When I wrote the raja beta and rani bitiya piece last week, I had no idea that it would touch such a nerve. As of today, the post on my personal blog has been viewed some 66,000 times and my first tweet reached more than 4.5 lakh people. There were many conversations around the topic as people weighed in with their own experiences of seeing a new generation of entitled young men and women living off their parents but trying to save the world. One 2017 HSBC study says that 55% of the surveyed households in India were still supporting their children well into adulthood.
This phenomenon of sudden affluence affecting parenting decisions is not an India specific problem. Smaller families and sudden affluence are twin factors that give the kids growing in such homes far more bargaining power than before, not just in India, but in other regions as well. For example, economists Sebastian Galiani, Matthew Staiger and Gustavo Torrens show in a paper that over the past 100 years American kids have managed to capture an increasing share of the household surplus due to better bargaining power in the home.
While parenting is itself a challenge, managing to keep the kids anchored to prudent money mantras for the newly affluent is even tougher. It is indeed tempting to use the blast from the credit card to zap away the problems for the newly affluent, but good parenting is about equipping the next gen with life skills rather than just access to parental wealth. There are five key areas of awareness for newly affluent parents.
One, kids don’t listen, they watch. If you want financial prudence in the kids, then you need to exercise it in your own lives. If the difference between need, want and greed is not that clear in your money decisions, the fuzziness will pass on to the gen next. Do the dinner table conversations (I’m hoping that these happen physically and not through shared Instagram memes) sometimes revolve around buying new cars or high value gadgets or whatever for yourself that you don’t really need, but it is more of a JLT (just like that) spend? I’d worry about the signals that the kids are getting through this on such big ticket spends.
Two, honest money conversations on what is possible and what is not can begin from a very early age. Making the kids a part of the spending decisions gives them a voice and a stake in the outcomes. A new luxury car today vs an addition to the college fund are conversations that make the kids a part of the money decisions of the little unit called home. Peer pressure is tough and the desire to give in is very real when it can be bought rather than fought. Communicate that buying yourself into a group or social approval is a temporary fix and while the money might be there, but is that really what the child wants to do – buy approval?

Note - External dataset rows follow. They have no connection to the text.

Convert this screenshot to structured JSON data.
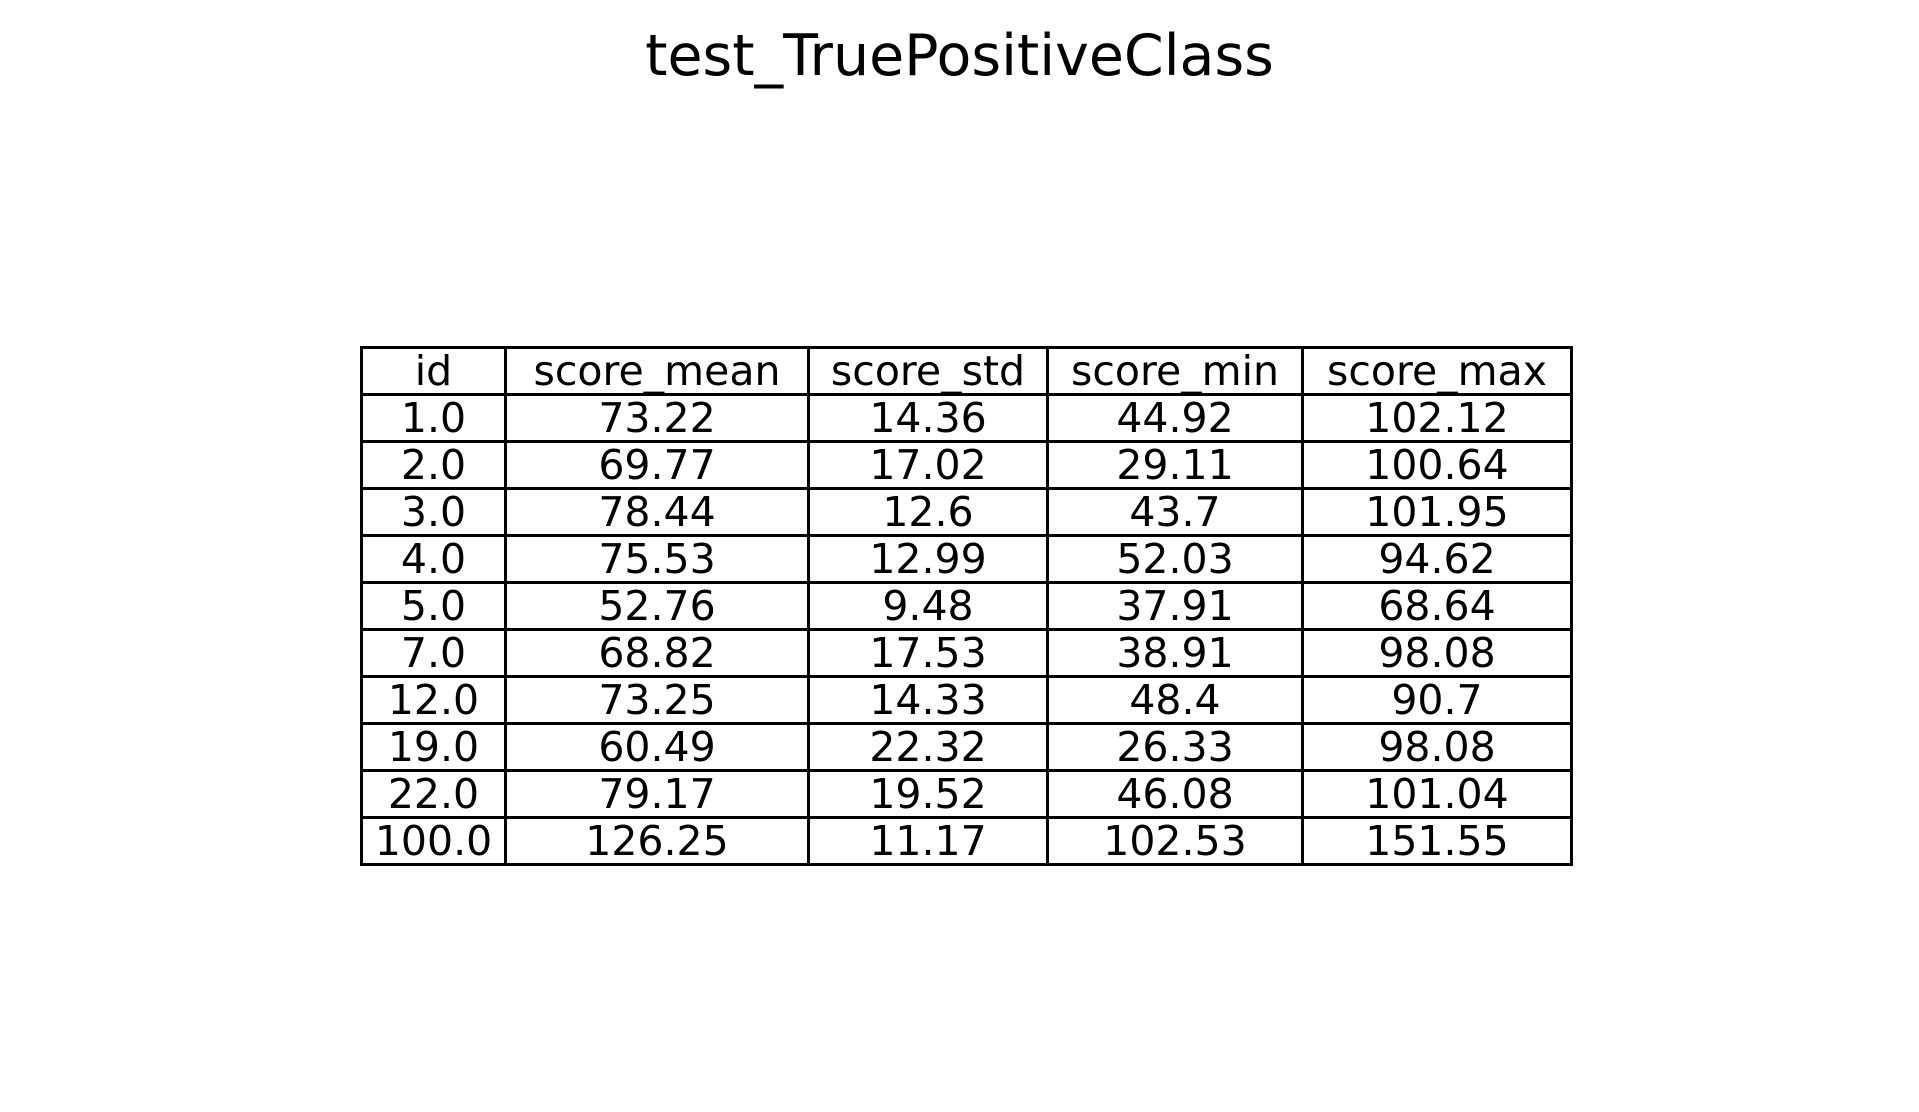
{
  "chart_data": {
    "type": "table",
    "title": "test_TruePositiveClass",
    "columns": [
      "id",
      "score_mean",
      "score_std",
      "score_min",
      "score_max"
    ],
    "rows": [
      [
        "1.0",
        "73.22",
        "14.36",
        "44.92",
        "102.12"
      ],
      [
        "2.0",
        "69.77",
        "17.02",
        "29.11",
        "100.64"
      ],
      [
        "3.0",
        "78.44",
        "12.6",
        "43.7",
        "101.95"
      ],
      [
        "4.0",
        "75.53",
        "12.99",
        "52.03",
        "94.62"
      ],
      [
        "5.0",
        "52.76",
        "9.48",
        "37.91",
        "68.64"
      ],
      [
        "7.0",
        "68.82",
        "17.53",
        "38.91",
        "98.08"
      ],
      [
        "12.0",
        "73.25",
        "14.33",
        "48.4",
        "90.7"
      ],
      [
        "19.0",
        "60.49",
        "22.32",
        "26.33",
        "98.08"
      ],
      [
        "22.0",
        "79.17",
        "19.52",
        "46.08",
        "101.04"
      ],
      [
        "100.0",
        "126.25",
        "11.17",
        "102.53",
        "151.55"
      ]
    ]
  }
}
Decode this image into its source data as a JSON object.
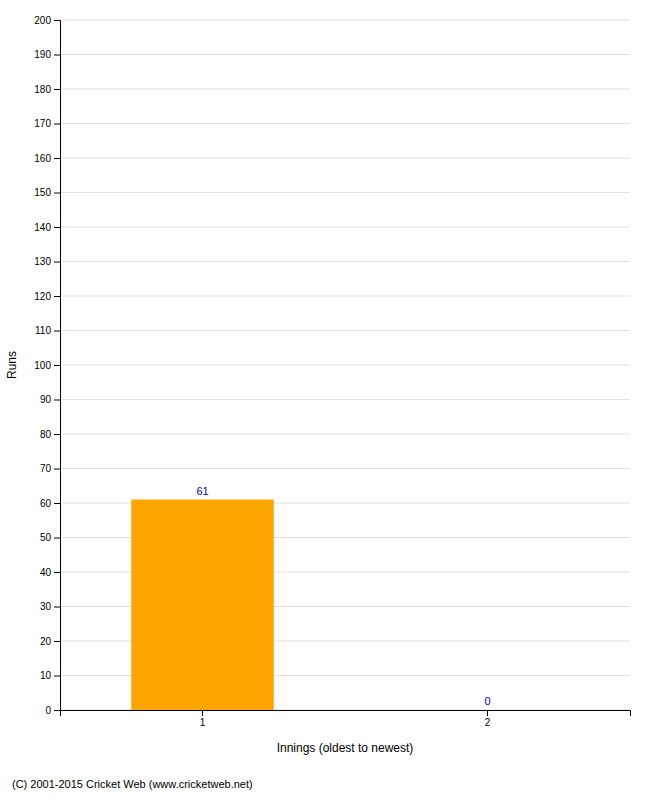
{
  "chart_data": {
    "type": "bar",
    "categories": [
      "1",
      "2"
    ],
    "values": [
      61,
      0
    ],
    "color": "#FFA500",
    "xlabel": "Innings (oldest to newest)",
    "ylabel": "Runs",
    "ylim": [
      0,
      200
    ],
    "yticks": [
      0,
      10,
      20,
      30,
      40,
      50,
      60,
      70,
      80,
      90,
      100,
      110,
      120,
      130,
      140,
      150,
      160,
      170,
      180,
      190,
      200
    ],
    "grid": true,
    "data_labels": true,
    "annotations": [
      "(C) 2001-2015 Cricket Web (www.cricketweb.net)"
    ]
  }
}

Three, breaking down an unthought desire into its components and then allowing the child to make the decision. The Mac Donald’s Happy Meal comes with a burger, a drink, some fries and a small toy. It is what finance jargon calls a ‘bundled product’. I remember the time that my own kid wanted it at age five. I had no problem in buying it but broke down the decision for her – you don’t like fries, the burger is not the kind you really like and the drink on its own costs far less. Are we buying the toy or the meal? Are we buying because they are selling or we really really like the deal? If we do, sure, let’s get it. At age five she walked from the deal. And from many others after that.
Four, encouraging young adults to earn some money in the holidays gives them some idea of what it takes to buy that flat white so easily ordered and half drunk. Though I did not watch the series The Big Switch, reportson this reality show said that the very rich kids had a change of heart and habit when they switched roles with a poorer young adult. One of the participants is quoted in the story saying: “The first thing I did was hug my maid, driver and cook,” she says. “I thanked them for everything they had done to make me happy. My parents were really taken aback.”
Five, and this is the toughest, making money and what it can buy, a proxy for your attention and time is a slippery slope to financially spoilt rich kids. Figuring out that a small kid would rather play with mum rather than alone with an expensive gadget is a learning for a parent.
Parenting is about balance. To starve them of what your money can buy or over indulge can both have consequences. The best gift a baby gives the parent is the chance to reset their own lives one more time. Doing that is possibly the best parenting advice you can get.